I don't know if washing it adversely affects it in any way...how long before you got her had the tattoo been done?


----------



## graciesmom (Jun 10, 2006)

I'm not sure when the tattoo was done, it wasn't something I thought to ask. Based on one of her previous litters, I would hazard it was done by 5 weeks? It does not appear that washing it has adversely affected the ear or the tattoo
itself, it is very clear. In any event, I think you're right, just leave what's left and it will eventually go away. Thanks.


----------



## nktigger99 (Aug 22, 2006)

My Clumber was older when we got her...12 weeks and she still had a tiny bit in her hair....she was White and lemon so very light colored....as she shed her hair overtime it was gone.
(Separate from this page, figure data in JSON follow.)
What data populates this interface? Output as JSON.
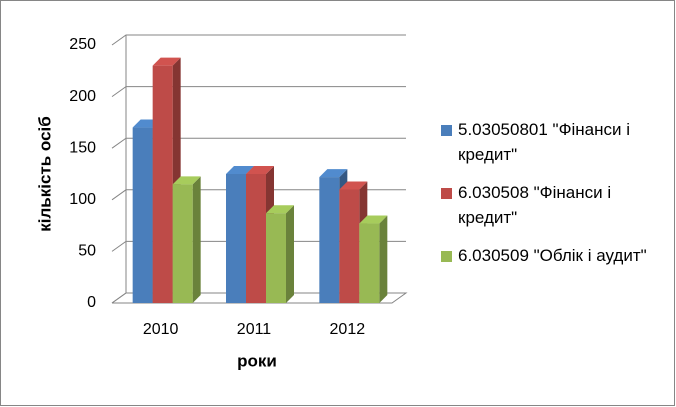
{
  "chart_data": {
    "type": "bar3d",
    "categories": [
      "2010",
      "2011",
      "2012"
    ],
    "series": [
      {
        "name": "5.03050801 \"Фінанси і кредит\"",
        "color": "#4a7ebb",
        "values": [
          170,
          125,
          122
        ]
      },
      {
        "name": "6.030508 \"Фінанси і кредит\"",
        "color": "#be4b48",
        "values": [
          230,
          125,
          110
        ]
      },
      {
        "name": "6.030509 \"Облік і аудит\"",
        "color": "#98b954",
        "values": [
          115,
          87,
          77
        ]
      }
    ],
    "xlabel": "роки",
    "ylabel": "кількість осіб",
    "ylim": [
      0,
      250
    ],
    "yticks": [
      0,
      50,
      100,
      150,
      200,
      250
    ],
    "grid": true,
    "legend": "right"
  }
}
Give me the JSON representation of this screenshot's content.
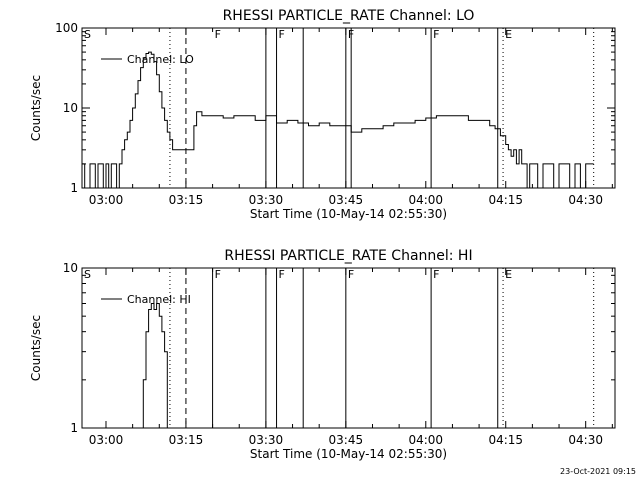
{
  "chart_data": [
    {
      "type": "line",
      "title": "RHESSI PARTICLE_RATE Channel: LO",
      "xlabel": "Start Time (10-May-14 02:55:30)",
      "ylabel": "Counts/sec",
      "yscale": "log",
      "ylim": [
        1,
        100
      ],
      "xlim": [
        "02:55:30",
        "04:35:30"
      ],
      "xticks": [
        "03:00",
        "03:15",
        "03:30",
        "03:45",
        "04:00",
        "04:15",
        "04:30"
      ],
      "yticks": [
        "1",
        "10",
        "100"
      ],
      "legend": {
        "label": "Channel: LO",
        "placement": "top-left"
      },
      "markers": {
        "dotted": [
          "03:12:00",
          "04:14:30",
          "04:31:30"
        ],
        "dashed": [
          "03:15:00"
        ],
        "solid": [
          "03:30:00",
          "03:32:00",
          "03:37:00",
          "03:45:00",
          "03:46:00",
          "04:01:00",
          "04:13:30"
        ]
      },
      "flags": [
        {
          "label": "S",
          "time": "02:55:30"
        },
        {
          "label": "F",
          "time": "03:20:00"
        },
        {
          "label": "F",
          "time": "03:32:00"
        },
        {
          "label": "F",
          "time": "03:45:00"
        },
        {
          "label": "F",
          "time": "04:01:00"
        },
        {
          "label": "E",
          "time": "04:14:30"
        }
      ],
      "series": [
        {
          "x": [
            "02:55:30",
            "02:56:00",
            "02:57:00",
            "02:57:30",
            "02:58:00",
            "02:58:30",
            "02:59:00",
            "02:59:30",
            "03:00:00",
            "03:00:30",
            "03:01:00",
            "03:01:30",
            "03:02:00",
            "03:02:30",
            "03:03:00",
            "03:03:30",
            "03:04:00",
            "03:04:30",
            "03:05:00",
            "03:05:30",
            "03:06:00",
            "03:06:30",
            "03:07:00",
            "03:07:30",
            "03:08:00",
            "03:08:30",
            "03:09:00",
            "03:09:30",
            "03:10:00",
            "03:10:30",
            "03:11:00",
            "03:11:30",
            "03:12:00",
            "03:12:30",
            "03:13:00",
            "03:13:30",
            "03:14:00",
            "03:14:30",
            "03:15:00",
            "03:15:30",
            "03:16:00",
            "03:16:30",
            "03:17:00",
            "03:18:00",
            "03:19:00",
            "03:20:00",
            "03:22:00",
            "03:24:00",
            "03:26:00",
            "03:28:00",
            "03:30:00",
            "03:32:00",
            "03:34:00",
            "03:36:00",
            "03:38:00",
            "03:40:00",
            "03:42:00",
            "03:44:00",
            "03:46:00",
            "03:48:00",
            "03:50:00",
            "03:52:00",
            "03:54:00",
            "03:56:00",
            "03:58:00",
            "04:00:00",
            "04:02:00",
            "04:04:00",
            "04:06:00",
            "04:08:00",
            "04:10:00",
            "04:12:00",
            "04:13:00",
            "04:14:00",
            "04:15:00",
            "04:15:30",
            "04:16:00",
            "04:16:30",
            "04:17:00",
            "04:17:30",
            "04:18:00",
            "04:18:30",
            "04:19:00",
            "04:19:30",
            "04:20:00",
            "04:21:00",
            "04:22:00",
            "04:23:00",
            "04:24:00",
            "04:25:00",
            "04:26:00",
            "04:27:00",
            "04:28:00",
            "04:29:00",
            "04:30:00",
            "04:31:00"
          ],
          "values": [
            2,
            1,
            2,
            2,
            1,
            2,
            2,
            1,
            2,
            1,
            2,
            2,
            1,
            2,
            3,
            4,
            5,
            7,
            10,
            15,
            22,
            32,
            42,
            48,
            50,
            47,
            38,
            26,
            16,
            10,
            7,
            5,
            4,
            3,
            3,
            3,
            3,
            3,
            3,
            3,
            3,
            6,
            9,
            8,
            8,
            8,
            7.5,
            8,
            8,
            7,
            8,
            6.5,
            7,
            6.5,
            6,
            6.5,
            6,
            6,
            5,
            5.5,
            5.5,
            6,
            6.5,
            6.5,
            7,
            7.5,
            8,
            8,
            8,
            7,
            7,
            6,
            5.5,
            4.5,
            3.5,
            3,
            2.5,
            3,
            2,
            3,
            2,
            2,
            1,
            2,
            2,
            1,
            2,
            2,
            1,
            2,
            2,
            1,
            2,
            1,
            2,
            2
          ]
        }
      ]
    },
    {
      "type": "line",
      "title": "RHESSI PARTICLE_RATE Channel: HI",
      "xlabel": "Start Time (10-May-14 02:55:30)",
      "ylabel": "Counts/sec",
      "yscale": "log",
      "ylim": [
        1,
        10
      ],
      "xlim": [
        "02:55:30",
        "04:35:30"
      ],
      "xticks": [
        "03:00",
        "03:15",
        "03:30",
        "03:45",
        "04:00",
        "04:15",
        "04:30"
      ],
      "yticks": [
        "1",
        "10"
      ],
      "legend": {
        "label": "Channel: HI",
        "placement": "top-left"
      },
      "markers": {
        "dotted": [
          "03:12:00",
          "04:14:30",
          "04:31:30"
        ],
        "dashed": [
          "03:15:00"
        ],
        "solid": [
          "03:20:00",
          "03:30:00",
          "03:32:00",
          "03:37:00",
          "03:45:00",
          "04:01:00",
          "04:13:30"
        ]
      },
      "flags": [
        {
          "label": "S",
          "time": "02:55:30"
        },
        {
          "label": "F",
          "time": "03:20:00"
        },
        {
          "label": "F",
          "time": "03:32:00"
        },
        {
          "label": "F",
          "time": "03:45:00"
        },
        {
          "label": "F",
          "time": "04:01:00"
        },
        {
          "label": "E",
          "time": "04:14:30"
        }
      ],
      "series": [
        {
          "x": [
            "03:06:30",
            "03:07:00",
            "03:07:30",
            "03:08:00",
            "03:08:30",
            "03:09:00",
            "03:09:30",
            "03:10:00",
            "03:10:30",
            "03:11:00",
            "03:11:30"
          ],
          "values": [
            1,
            2,
            4,
            5.5,
            6,
            5.5,
            6,
            5,
            4,
            3,
            1
          ]
        }
      ]
    }
  ],
  "footer": {
    "timestamp": "23-Oct-2021 09:15"
  }
}
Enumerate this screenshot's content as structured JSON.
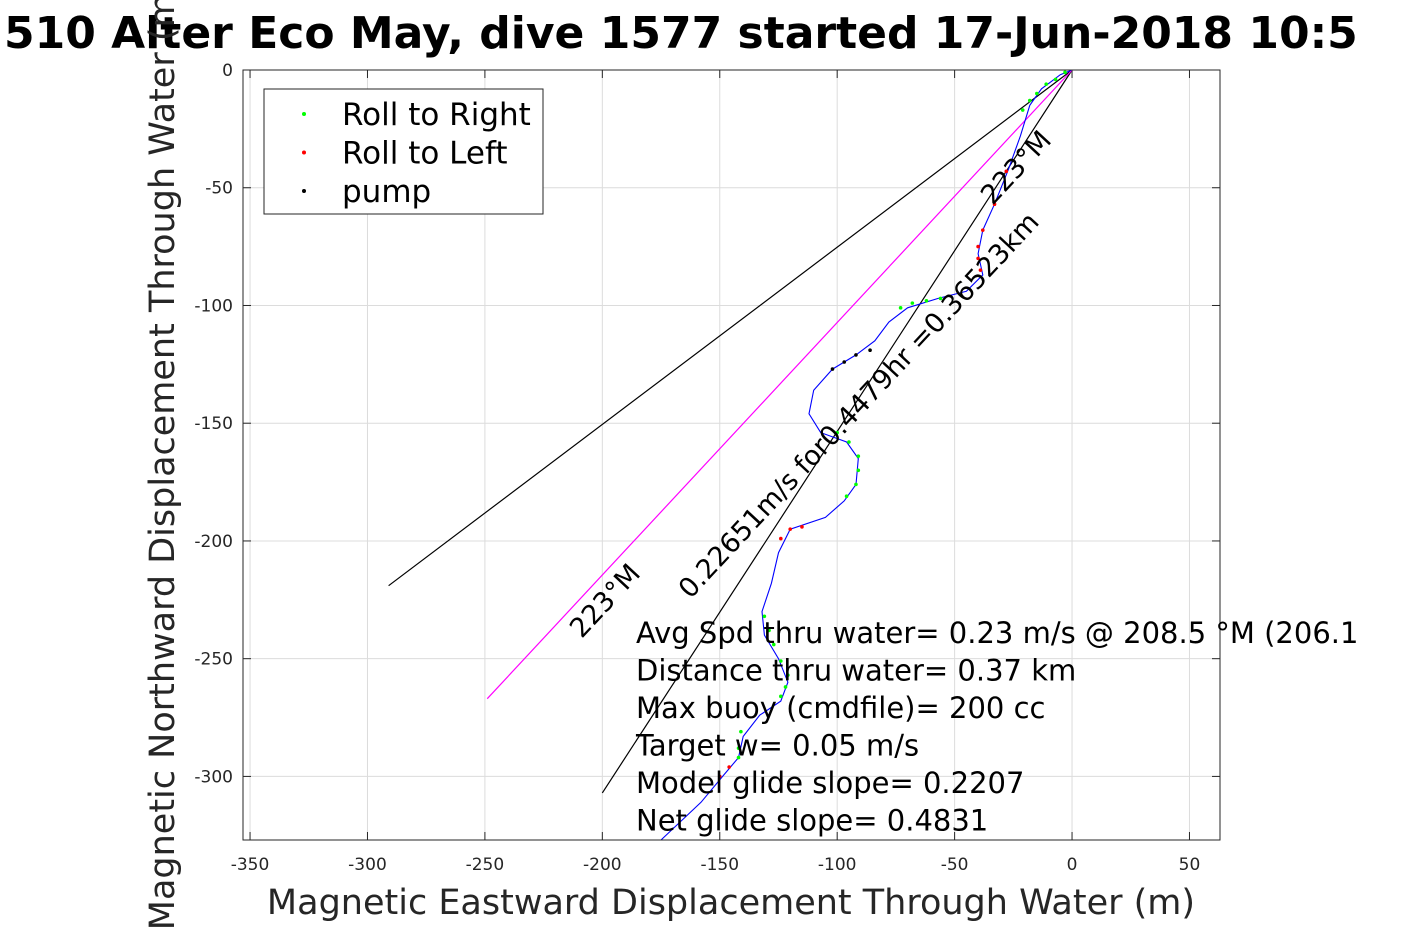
{
  "chart_data": {
    "type": "line",
    "title": "510 Alter Eco May, dive 1577 started 17-Jun-2018 10:5",
    "xlabel": "Magnetic Eastward Displacement Through Water (m)",
    "ylabel": "Magnetic Northward Displacement Through Water (m)",
    "xlim": [
      -353,
      63
    ],
    "ylim": [
      -327,
      0
    ],
    "xticks": [
      -350,
      -300,
      -250,
      -200,
      -150,
      -100,
      -50,
      0,
      50
    ],
    "yticks": [
      0,
      -50,
      -100,
      -150,
      -200,
      -250,
      -300
    ],
    "xtick_labels": [
      "-350",
      "-300",
      "-250",
      "-200",
      "-150",
      "-100",
      "-50",
      "0",
      "50"
    ],
    "ytick_labels": [
      "0",
      "-50",
      "-100",
      "-150",
      "-200",
      "-250",
      "-300"
    ],
    "grid": true,
    "legend_position": "top-left",
    "legend": [
      {
        "label": "Roll to Right",
        "color": "#00ff00"
      },
      {
        "label": "Roll to Left",
        "color": "#ff0000"
      },
      {
        "label": "pump",
        "color": "#000000"
      }
    ],
    "track": {
      "color": "#0000ff",
      "points": [
        [
          0,
          0
        ],
        [
          -5,
          -2
        ],
        [
          -9,
          -5
        ],
        [
          -13,
          -8
        ],
        [
          -18,
          -15
        ],
        [
          -22,
          -28
        ],
        [
          -27,
          -42
        ],
        [
          -33,
          -57
        ],
        [
          -38,
          -68
        ],
        [
          -40,
          -78
        ],
        [
          -38,
          -87
        ],
        [
          -45,
          -94
        ],
        [
          -57,
          -97
        ],
        [
          -70,
          -101
        ],
        [
          -78,
          -107
        ],
        [
          -84,
          -115
        ],
        [
          -92,
          -121
        ],
        [
          -102,
          -127
        ],
        [
          -110,
          -136
        ],
        [
          -112,
          -146
        ],
        [
          -107,
          -154
        ],
        [
          -96,
          -158
        ],
        [
          -91,
          -165
        ],
        [
          -92,
          -176
        ],
        [
          -97,
          -183
        ],
        [
          -105,
          -190
        ],
        [
          -120,
          -195
        ],
        [
          -125,
          -205
        ],
        [
          -128,
          -218
        ],
        [
          -132,
          -230
        ],
        [
          -131,
          -240
        ],
        [
          -125,
          -250
        ],
        [
          -121,
          -260
        ],
        [
          -124,
          -268
        ],
        [
          -133,
          -274
        ],
        [
          -140,
          -283
        ],
        [
          -142,
          -292
        ],
        [
          -148,
          -299
        ],
        [
          -158,
          -311
        ],
        [
          -175,
          -327
        ]
      ]
    },
    "roll_right": [
      [
        -3,
        -1
      ],
      [
        -7,
        -4
      ],
      [
        -11,
        -6
      ],
      [
        -15,
        -10
      ],
      [
        -18,
        -13
      ],
      [
        -21,
        -17
      ],
      [
        -56,
        -97
      ],
      [
        -62,
        -98
      ],
      [
        -68,
        -99
      ],
      [
        -73,
        -101
      ],
      [
        -100,
        -154
      ],
      [
        -95,
        -158
      ],
      [
        -91,
        -164
      ],
      [
        -91,
        -170
      ],
      [
        -92,
        -176
      ],
      [
        -96,
        -181
      ],
      [
        -131,
        -232
      ],
      [
        -129,
        -238
      ],
      [
        -127,
        -244
      ],
      [
        -124,
        -251
      ],
      [
        -121,
        -257
      ],
      [
        -122,
        -262
      ],
      [
        -124,
        -266
      ],
      [
        -141,
        -281
      ],
      [
        -142,
        -288
      ],
      [
        -142,
        -292
      ]
    ],
    "roll_left": [
      [
        -28,
        -43
      ],
      [
        -33,
        -57
      ],
      [
        -38,
        -68
      ],
      [
        -40,
        -75
      ],
      [
        -40,
        -80
      ],
      [
        -39,
        -85
      ],
      [
        -115,
        -194
      ],
      [
        -120,
        -195
      ],
      [
        -124,
        -199
      ],
      [
        -146,
        -296
      ],
      [
        -150,
        -300
      ]
    ],
    "pump": [
      [
        -86,
        -119
      ],
      [
        -92,
        -121
      ],
      [
        -97,
        -124
      ],
      [
        -102,
        -127
      ]
    ],
    "reference_lines": [
      {
        "name": "line-upper",
        "color": "#000000",
        "points": [
          [
            0,
            0
          ],
          [
            -291,
            -219
          ]
        ]
      },
      {
        "name": "line-lower",
        "color": "#000000",
        "points": [
          [
            0,
            0
          ],
          [
            -200,
            -307
          ]
        ]
      },
      {
        "name": "line-mean",
        "color": "#ff00ff",
        "points": [
          [
            0,
            0
          ],
          [
            -249,
            -267
          ]
        ]
      }
    ],
    "rotated_labels": [
      {
        "text": "223°M",
        "at": [
          -21,
          -44
        ]
      },
      {
        "text": "0.22651m/s for0.4479hr =0.36523km",
        "at": [
          -88,
          -145
        ]
      },
      {
        "text": "223°M",
        "at": [
          -196,
          -228
        ]
      }
    ],
    "annotations": [
      "Avg Spd thru water=  0.23 m/s @ 208.5 °M (206.1",
      "Distance thru water=  0.37 km",
      "Max buoy (cmdfile)= 200 cc",
      "Target w= 0.05 m/s",
      "Model glide slope= 0.2207",
      "Net glide slope= 0.4831"
    ]
  }
}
Sent from Petguide.com Free App


----------



## doggiedad (Dec 2, 2007)

leave the tattoo alone. your breeder should have told you that.


----------



## Sunflowers (Feb 17, 2012)

It'll go away. Take lots of pics and enjoy! You will miss your little green-eared land shark!Here is Saphire's Gus! :wub:


----------



## KZoppa (Aug 14, 2010)

Leave the tattoo alone. Just like with humans, you're not supposed to mess with it. 

the remaining ink will fade off.


----------